The first version of MoneyOnFIRE was built on AWS as a serverless architecture. However, as our demands grew and found we were spending too much time on AWS vs Product and our Developer Experience was poor. After one too many AWS frustrations, we decided to try migrating everything to Vercel.
This post documents our experience, the tradeoffs we found, and whether it was worth it.
Our Architecture
The Architecture of MoneyOnFIRE is pretty close to the serverless web app reference architecture: a very common architecture for many SaaS products.
The only unusual requirement that MoneyOnFIRE may have is that the main lambda function is very compute-intensive. Every time the user clicks we:
- 'Run' their main scenario which is ~70 years of month by month, account by account with tax calculations.
- There are a few optimization problems within a sceanrio run which may cause us to explore several paths (run the 70 years multiple times)
- We then run ~12 different scenarios to show things like different expenses or market returns. Each of these scenarios is a completely fresh run of the above.
For reference, a spreadhsheet implementation of a single plan took 5-10 seconds to run. Getting access to dependable (low spin up, high flops) lambda compute was a key issue.
The Bakeoff
In essence, it is a straight contest - where is it 'better' to build the SaaS serverless architecture; AWS or Vercel? Which one is quicker, cheaper, most secure and with the least ongoing maintenance effort?
Our Takeaways
We made the point before but our architecture is very much in the wheelhouse of Vercel - so YMMV depending on your architecture. However, we do wonder how many startups now start with this architecture and whether Vercel is now catching this market.
Dev experience really matters. To find issues in logs, to issue fixes, to test, to deploy, to have confidence in that deploy.
It's not that it is impossible to build any of these features on AWS. Of course it is possible. The question is time. The default AWS dev experience is really quite poor (and Amplify is so bad that its not up for discussion).

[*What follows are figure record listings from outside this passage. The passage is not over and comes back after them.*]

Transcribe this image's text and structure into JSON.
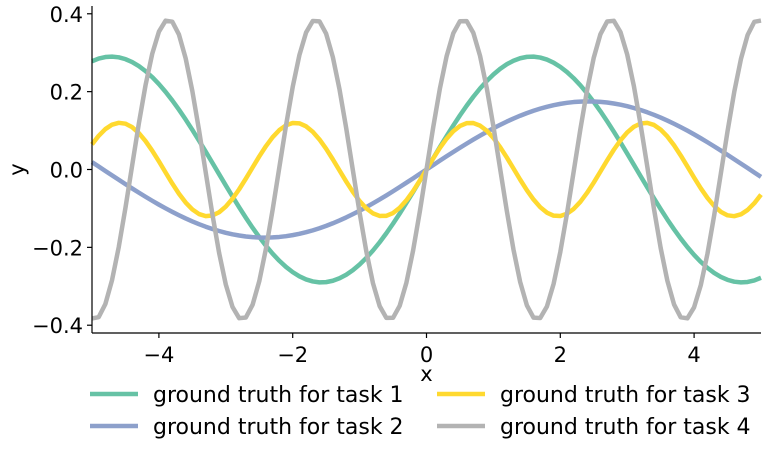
{
  "chart_data": {
    "type": "line",
    "xlabel": "x",
    "ylabel": "y",
    "xlim": [
      -5,
      5
    ],
    "ylim": [
      -0.42,
      0.42
    ],
    "xticks": [
      -4,
      -2,
      0,
      2,
      4
    ],
    "xtick_labels": [
      "−4",
      "−2",
      "0",
      "2",
      "4"
    ],
    "yticks": [
      -0.4,
      -0.2,
      0.0,
      0.2,
      0.4
    ],
    "ytick_labels": [
      "−0.4",
      "−0.2",
      "0.0",
      "0.2",
      "0.4"
    ],
    "grid": false,
    "legend_placement": "below",
    "series": [
      {
        "name": "ground truth for task 1",
        "color": "#66c2a5",
        "amplitude": 0.29,
        "frequency": 1.0
      },
      {
        "name": "ground truth for task 2",
        "color": "#8da0cb",
        "amplitude": 0.175,
        "frequency": 0.65
      },
      {
        "name": "ground truth for task 3",
        "color": "#ffd92f",
        "amplitude": 0.12,
        "frequency": 2.4
      },
      {
        "name": "ground truth for task 4",
        "color": "#b3b3b3",
        "amplitude": 0.385,
        "frequency": 2.85
      }
    ]
  }
}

Our big concern was whether there was something we wanted to do that Vercel would not support and we would be unable to leave the ecosystem. However, we haven't found anything - perhaps because we conform to their target architecture so YMMV. If we do then we might run a special back end service back on AWS. So far, there hasn't really been any downside.
Conclusion
Ultimately, after doing a few tests to derisk we moved our entire application to Vercel over one weekend and deleted a lot of excess code. When we look at our repo now its 99% our application and 1% infrastructure. That makes us happy.